Anderson was born at Hermiston, Midlothian the son of a farmer[2] and while still young attended lectures on chemistry by William Cullen, at the University of Edinburgh. At the age of 15, after the death of his father, he took over the working of the ancestral farm.[3]
In 1768 he moved to Aberdeenshire to manage the 1,300 acres (530 ha) farm of Monkshill on land owned by Mr. Udny of Udny under a long lease granted to him for the purpose of demonstrating the benefits of improved agriculture.[4]
Rent, Anderson argued, was a charge for the use of the more fertile soil. The least fertile soils in cultivation generated an income that simply covered the costs of production, while the more fertile soils received a "certain premium for an exclusive privilege to cultivate them; which will be greater or smaller according to the more or less fertility of the soil. It is this premium which constitutes what we now call rent; a medium by means of which the expence ( [sic]) of cultivating soils of very different degrees of fertility may be reduced to a perfect quality." Anderson argued that improvement of the soil was possible; but also that humans could degrade the soil. He argued also that since where farm land in England was held by capitalists, the farmer would tend to avoid improvements the full return for which would not be received during the lease.
Karl Marx's critique of capitalist agriculture drew upon Anderson's analysis and he insisted that soil fertility was a historical issue, and that fertility could both improve or decline. The irrationality of capitalist agriculture, he argued, was bound up with the whole antagonism of town and country out of which bourgeois society had arisen.[6]
In 1783 he settled in Edinburgh. From 1790 to 1797 he lived at Springfield on Leith Walk north of the city.[7] In 1791 he started a weekly publication called The Bee, which was largely written by himself, and of which 18 volumes were published. In 1797 he began to reside at Isleworth, and from 1799 to 1802 he produced a monthly publication, Recreations in Agriculture, Natural History, Arts and Miscellaneous Literature. He was also the author of many pamphlets on agricultural and economical topics,[8] under numerous aliases, including Agricola, Germanicus, and Timothy Hairbrain. One of his first publications was A Practical Treatise on Chimneys (1776). He was a friend of Jeremy Bentham, and involved in the latter's idea of an ideal prison or Panopticon. Anderson also corresponded with George Washington.
Inventor
The engineer James Green, responsible for the building of some of the first canalboat lifts, credited their invention to Dr James Anderson.[9]
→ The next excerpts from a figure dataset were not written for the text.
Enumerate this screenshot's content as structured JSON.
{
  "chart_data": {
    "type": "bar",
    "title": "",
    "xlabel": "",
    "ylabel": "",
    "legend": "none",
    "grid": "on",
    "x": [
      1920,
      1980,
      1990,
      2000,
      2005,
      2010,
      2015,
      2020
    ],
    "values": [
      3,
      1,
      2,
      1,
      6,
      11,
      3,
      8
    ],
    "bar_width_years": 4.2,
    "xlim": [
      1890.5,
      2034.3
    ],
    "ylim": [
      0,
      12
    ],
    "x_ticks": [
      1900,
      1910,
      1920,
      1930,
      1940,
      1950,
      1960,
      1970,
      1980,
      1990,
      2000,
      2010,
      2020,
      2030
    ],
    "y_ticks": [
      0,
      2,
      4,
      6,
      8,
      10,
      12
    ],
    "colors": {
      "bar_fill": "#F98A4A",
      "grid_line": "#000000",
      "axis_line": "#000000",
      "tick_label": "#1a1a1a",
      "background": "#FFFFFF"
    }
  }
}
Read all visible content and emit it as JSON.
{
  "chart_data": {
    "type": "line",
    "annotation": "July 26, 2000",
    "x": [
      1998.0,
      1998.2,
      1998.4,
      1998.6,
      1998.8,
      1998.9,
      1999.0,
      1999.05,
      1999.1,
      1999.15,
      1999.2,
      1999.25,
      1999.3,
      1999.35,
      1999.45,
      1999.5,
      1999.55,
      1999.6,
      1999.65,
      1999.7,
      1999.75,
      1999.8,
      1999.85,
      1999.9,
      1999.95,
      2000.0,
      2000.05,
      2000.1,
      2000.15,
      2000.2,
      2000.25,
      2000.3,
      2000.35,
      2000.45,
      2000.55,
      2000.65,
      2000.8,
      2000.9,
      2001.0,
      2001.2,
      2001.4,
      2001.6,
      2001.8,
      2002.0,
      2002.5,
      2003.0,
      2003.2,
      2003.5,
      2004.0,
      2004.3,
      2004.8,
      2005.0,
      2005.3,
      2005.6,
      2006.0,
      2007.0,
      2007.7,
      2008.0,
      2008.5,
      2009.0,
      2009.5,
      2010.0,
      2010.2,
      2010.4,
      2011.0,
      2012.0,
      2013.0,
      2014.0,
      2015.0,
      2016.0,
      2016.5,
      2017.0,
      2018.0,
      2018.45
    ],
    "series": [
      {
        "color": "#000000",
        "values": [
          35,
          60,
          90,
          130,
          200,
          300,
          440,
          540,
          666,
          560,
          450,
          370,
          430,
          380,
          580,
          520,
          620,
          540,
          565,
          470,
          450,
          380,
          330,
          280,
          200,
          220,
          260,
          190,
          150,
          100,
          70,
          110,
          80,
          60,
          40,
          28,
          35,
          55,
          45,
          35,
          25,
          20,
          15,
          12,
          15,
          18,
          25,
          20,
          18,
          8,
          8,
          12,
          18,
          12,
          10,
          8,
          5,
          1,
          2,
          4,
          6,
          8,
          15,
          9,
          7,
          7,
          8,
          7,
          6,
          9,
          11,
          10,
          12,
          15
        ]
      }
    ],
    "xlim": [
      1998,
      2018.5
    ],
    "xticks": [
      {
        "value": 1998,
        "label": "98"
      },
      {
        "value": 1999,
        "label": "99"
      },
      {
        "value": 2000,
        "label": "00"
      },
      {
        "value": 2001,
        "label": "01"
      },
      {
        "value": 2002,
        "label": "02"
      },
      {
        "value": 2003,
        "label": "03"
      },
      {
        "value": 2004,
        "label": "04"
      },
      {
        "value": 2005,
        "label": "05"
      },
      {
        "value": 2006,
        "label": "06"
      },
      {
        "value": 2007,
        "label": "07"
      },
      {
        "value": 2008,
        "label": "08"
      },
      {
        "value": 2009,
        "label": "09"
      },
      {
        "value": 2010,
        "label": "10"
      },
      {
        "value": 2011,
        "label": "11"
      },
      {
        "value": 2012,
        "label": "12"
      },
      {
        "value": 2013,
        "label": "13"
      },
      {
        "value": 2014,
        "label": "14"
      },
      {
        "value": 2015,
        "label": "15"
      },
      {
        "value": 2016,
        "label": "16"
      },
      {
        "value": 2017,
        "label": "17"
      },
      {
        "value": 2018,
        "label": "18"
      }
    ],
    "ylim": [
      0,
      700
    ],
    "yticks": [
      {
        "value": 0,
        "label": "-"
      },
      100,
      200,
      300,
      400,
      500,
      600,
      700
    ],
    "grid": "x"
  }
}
The Scotch plough or Scots plough (not to be confused with the Scottish hand plough) was a wood and iron, animal draft, primary tillage implement (plough) for use on heavy ground invented in the 19th century by James Anderson.[10]
In 1768 Anderson married Margaret Seton (d. 1788). Together they had 13 children, one daughter and five sons survived their father; their son, John, was apprenticed to Thomas Bewick.[3] Their daughter, Margaret (1778–1863), married Benjamin Outram.